The Republican tax bill is massively unpopular. It polls at about 30 percent approval—the worst showing of any major bill in recent history—and doesn’t crack 50 percent even among Republicans. And yet, the GOP leadership is hellbent on passing it. What’s going on?
Bear with me for a bit. I have an idea of what’s going on, but it’s the endpoint of a story. Here it is.
Beginning in the mid-60s, the Republican and Democratic parties consciously chose opposing long-term strategies. Democrats became the party of the marginalized, defining themselves in terms of civil rights, immigration, social justice, feminism, gay rights, and so forth. Republicans chose to become the party of whites and the party of the Bible Belt.
At first, this was mostly a matter of policy choices. Republicans opposed things like school busing and affirmative action and supported private schools. As those things gradually lost salience, they reached out for other, more process-oriented ways of leveraging the white vote. In the 90s it was pack and crack, which shoved black voters into a small number of congressional districts, leaving more white districts for Republicans to pick up. Karl Rove moved the ball forward with more sophisticated ways of driving white evangelical turnout. Fox News amped up its coverage of things like illegal immigration and black crime.
Over time, the returns from these strategies became smaller and smaller. The white share of the population wasn’t growing, so Republicans became desperate to pick up every possible crumb. Photo ID laws became a big push in the late aughts even though it’s unlikely they affected the vote by more than a percent or so. The post-2010 gerrymandering efforts were good for a dozen seats in Congress. The party got tougher on immigration. Republicans on the Supreme Court gutted the Voting Rights Act. But finally there was little left to do. They lost to a black man in two straight elections, and the 2012 post-election autopsy made it clear that Republicans needed to attract more of the non-white vote. This was based on some simple but brutal arithmetic: There was a limit to how much turnout they could squeeze from the dwindling share of white voters, and that meant they had to reach out to minorities, pass comprehensive immigration reform, and dial down the anti-gay rhetoric.
Republicans aren’t idiots. They can read a demographic report as well as anyone. They know their white base is shrinking and they know they’ve reached a critical point. The problem is that remaking their party is a long-term project, and while it’s happening they’re going to lose elections. It will take years to regain the trust of communities of color, and efforts to do so will alienate the whites who support them today.
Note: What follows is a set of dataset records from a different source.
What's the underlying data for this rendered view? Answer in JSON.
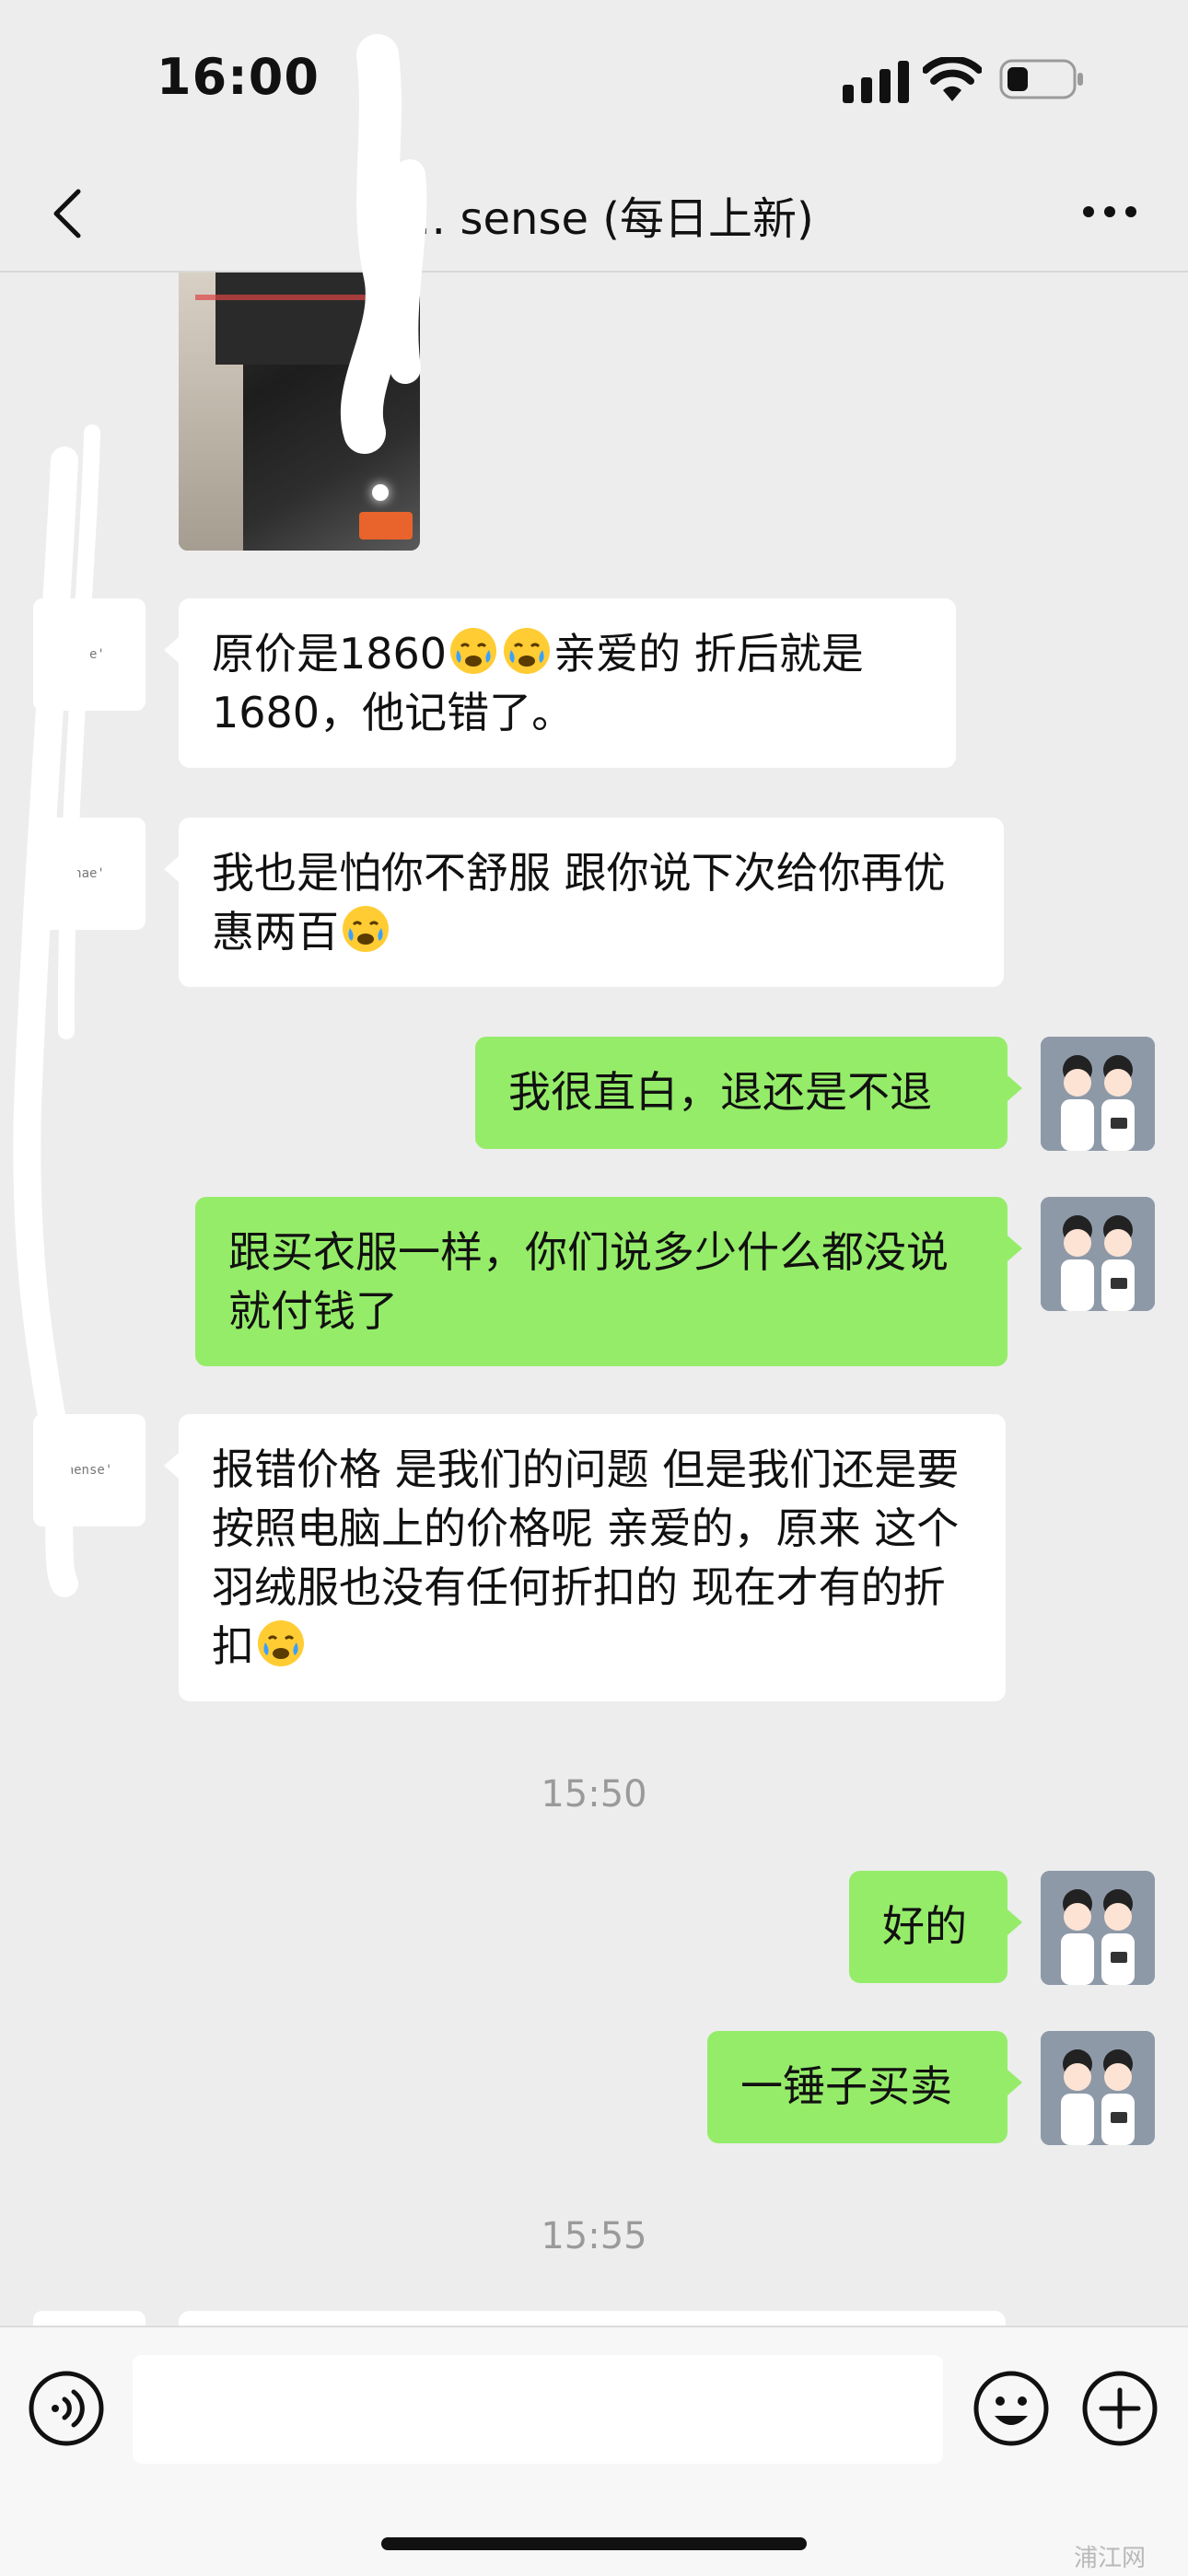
{
  "status_bar": {
    "time": "16:00"
  },
  "nav": {
    "title": "… sense (每日上新)"
  },
  "avatar_labels": {
    "seller_1": "nae'",
    "seller_2": "nae'",
    "seller_3": "aense'"
  },
  "messages": {
    "m1": {
      "part1": "原价是1860",
      "part2": "亲爱的 折后就是1680，他记错了。"
    },
    "m2": {
      "part1": "我也是怕你不舒服 跟你说下次给你再优惠两百"
    },
    "m3": {
      "text": "我很直白，退还是不退"
    },
    "m4": {
      "text": "跟买衣服一样，你们说多少什么都没说就付钱了"
    },
    "m5": {
      "part1": "报错价格 是我们的问题 但是我们还是要按照电脑上的价格呢 亲爱的，原来 这个羽绒服也没有任何折扣的 现在才有的折扣"
    },
    "m6": {
      "text": "好的"
    },
    "m7": {
      "text": "一锤子买卖"
    }
  },
  "timestamps": {
    "t1": "15:50",
    "t2": "15:55"
  },
  "input": {
    "placeholder": ""
  },
  "watermark": "浦江网",
  "colors": {
    "background": "#ededed",
    "outgoing_bubble": "#95ec69",
    "incoming_bubble": "#ffffff"
  }
}
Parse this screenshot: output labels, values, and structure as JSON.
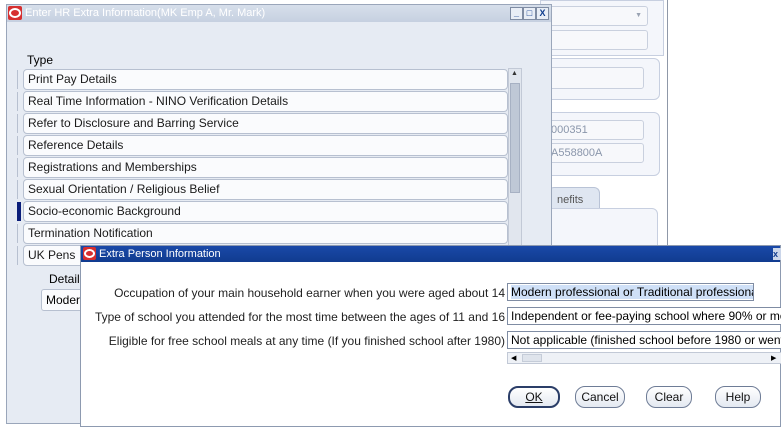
{
  "background": {
    "fields": [
      "",
      "",
      "",
      "000351",
      "A558800A"
    ],
    "tab_label": "nefits"
  },
  "hr_window": {
    "title": "Enter HR Extra Information(MK Emp A, Mr. Mark)",
    "column_header": "Type",
    "rows": [
      {
        "label": "Print Pay Details",
        "active": false
      },
      {
        "label": "Real Time Information - NINO Verification Details",
        "active": false
      },
      {
        "label": "Refer to Disclosure and Barring Service",
        "active": false
      },
      {
        "label": "Reference Details",
        "active": false
      },
      {
        "label": "Registrations and Memberships",
        "active": false
      },
      {
        "label": "Sexual Orientation / Religious Belief",
        "active": false
      },
      {
        "label": "Socio-economic Background",
        "active": true
      },
      {
        "label": "Termination Notification",
        "active": false
      },
      {
        "label": "UK Pens",
        "active": false
      }
    ],
    "details_label": "Detail",
    "details_value": "Moder",
    "win_buttons": [
      "_",
      "□",
      "X"
    ]
  },
  "dialog": {
    "title": "Extra Person Information",
    "fields": [
      {
        "label": "Occupation of your main household earner when you were aged about 14",
        "value": "Modern professional or Traditional professional"
      },
      {
        "label": "Type of school you attended for the most time between the ages of 11 and 16",
        "value": "Independent or fee-paying school where 90% or mo"
      },
      {
        "label": "Eligible for free school meals at any time (If you finished school after 1980)",
        "value": "Not applicable (finished school before 1980 or went"
      }
    ],
    "buttons": {
      "ok": "OK",
      "cancel": "Cancel",
      "clear": "Clear",
      "help": "Help"
    }
  }
}
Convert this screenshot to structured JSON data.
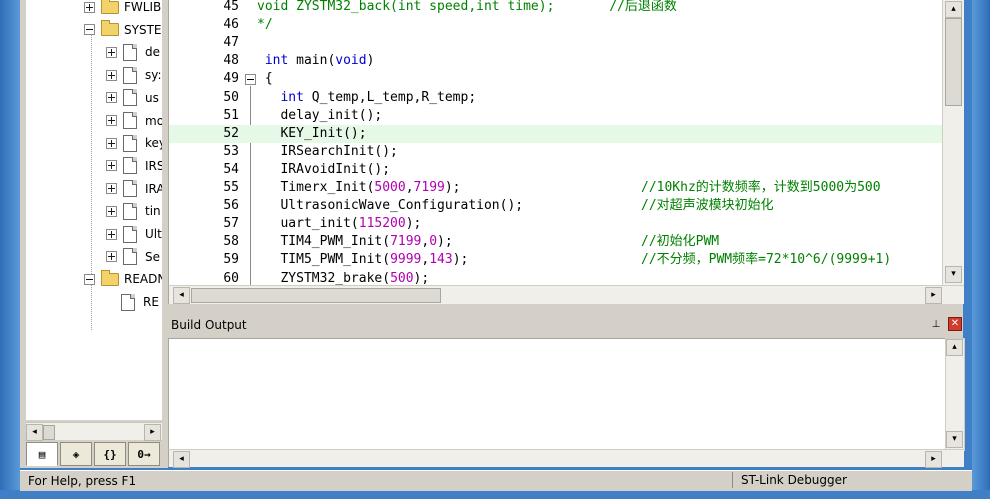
{
  "project_tree": {
    "items": [
      {
        "label": "FWLIB",
        "type": "folder",
        "expander": "plus"
      },
      {
        "label": "SYSTE",
        "type": "folder",
        "expander": "minus"
      },
      {
        "label": "de",
        "type": "file",
        "expander": "plus"
      },
      {
        "label": "sy:",
        "type": "file",
        "expander": "plus"
      },
      {
        "label": "us",
        "type": "file",
        "expander": "plus"
      },
      {
        "label": "mo",
        "type": "file",
        "expander": "plus"
      },
      {
        "label": "key",
        "type": "file",
        "expander": "plus"
      },
      {
        "label": "IRS",
        "type": "file",
        "expander": "plus"
      },
      {
        "label": "IRA",
        "type": "file",
        "expander": "plus"
      },
      {
        "label": "tin",
        "type": "file",
        "expander": "plus"
      },
      {
        "label": "Ult",
        "type": "file",
        "expander": "plus"
      },
      {
        "label": "Se",
        "type": "file",
        "expander": "plus"
      },
      {
        "label": "READN",
        "type": "folder",
        "expander": "minus"
      },
      {
        "label": "RE",
        "type": "file",
        "expander": "none"
      }
    ],
    "tabs": [
      "project-tab",
      "books-tab",
      "functions-tab",
      "templates-tab"
    ],
    "tab_labels": [
      "▤",
      "◈",
      "{}",
      "0→"
    ]
  },
  "editor": {
    "current_line": "52",
    "lines": [
      {
        "num": "45",
        "code": "void ZYSTM32_back(int speed,int time);       //后退函数",
        "style": "comment"
      },
      {
        "num": "46",
        "code": "*/",
        "style": "comment"
      },
      {
        "num": "47",
        "code": "",
        "style": "plain"
      },
      {
        "num": "48",
        "code": " int main(void)",
        "style": "main"
      },
      {
        "num": "49",
        "code": " {",
        "style": "plain"
      },
      {
        "num": "50",
        "code": "   int Q_temp,L_temp,R_temp;",
        "style": "decl"
      },
      {
        "num": "51",
        "code": "   delay_init();",
        "style": "plain"
      },
      {
        "num": "52",
        "code": "   KEY_Init();",
        "style": "plain"
      },
      {
        "num": "53",
        "code": "   IRSearchInit();",
        "style": "plain"
      },
      {
        "num": "54",
        "code": "   IRAvoidInit();",
        "style": "plain"
      },
      {
        "num": "55",
        "code": "   Timerx_Init(5000,7199);",
        "comment": "//10Khz的计数频率，计数到5000为500",
        "style": "call"
      },
      {
        "num": "56",
        "code": "   UltrasonicWave_Configuration();",
        "comment": "//对超声波模块初始化",
        "style": "call"
      },
      {
        "num": "57",
        "code": "   uart_init(115200);",
        "style": "call"
      },
      {
        "num": "58",
        "code": "   TIM4_PWM_Init(7199,0);",
        "comment": "//初始化PWM",
        "style": "call"
      },
      {
        "num": "59",
        "code": "   TIM5_PWM_Init(9999,143);",
        "comment": "//不分频，PWM频率=72*10^6/(9999+1)",
        "style": "call"
      },
      {
        "num": "60",
        "code": "   ZYSTM32_brake(500);",
        "style": "call"
      }
    ]
  },
  "build_output": {
    "title": "Build Output",
    "pin_icon": "⊥",
    "close_icon": "✕",
    "content": ""
  },
  "statusbar": {
    "help": "For Help, press F1",
    "debugger": "ST-Link Debugger"
  },
  "scroll": {
    "left": "◂",
    "right": "▸",
    "up": "▴",
    "down": "▾"
  },
  "colors": {
    "keyword": "#0000d0",
    "number": "#b000b0",
    "comment": "#008000",
    "current_line": "#e6f8e6"
  }
}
They could be in the wilderness a long time while this project is ongoing.
And so it never got off the ground. It was just too hard. It looked more and more as if Republicans would shamble slowly into minority party status for a long time as they struggled to remake themselves.
But then a miracle happened. Donald Trump pushed the envelope further than even the hardest-core Republican had dared in decades, appealing all but openly to white voters and shamelessly demonizing minorities. The Republican establishment didn’t support him initially, but he gained the nomination anyway so they made their peace. And he won. And Republicans won the Senate. And they held onto the House. Against all odds, they controlled the entire federal government.
But again: Republicans aren’t idiots. They recognize just how unlikely this victory was and they know it won’t repeat itself. Demographic trends won’t slow down and midterm elections always go against the party in power anyway. They’re probably going to lose unified control of the government in 2018, and even if they hang on they won’t make it past 2020. This is their last chance to control the levers of power, quite possibly for a decade or two.
That’s why they’re pushing an unpopular tax bill. That’s why they’re focused like a laser on confirming judges. That’s why they might even take on entitlement reform. They’re going to lose power shortly no matter what they do, so they’re trying to put their stamp on the future while they still have the chance.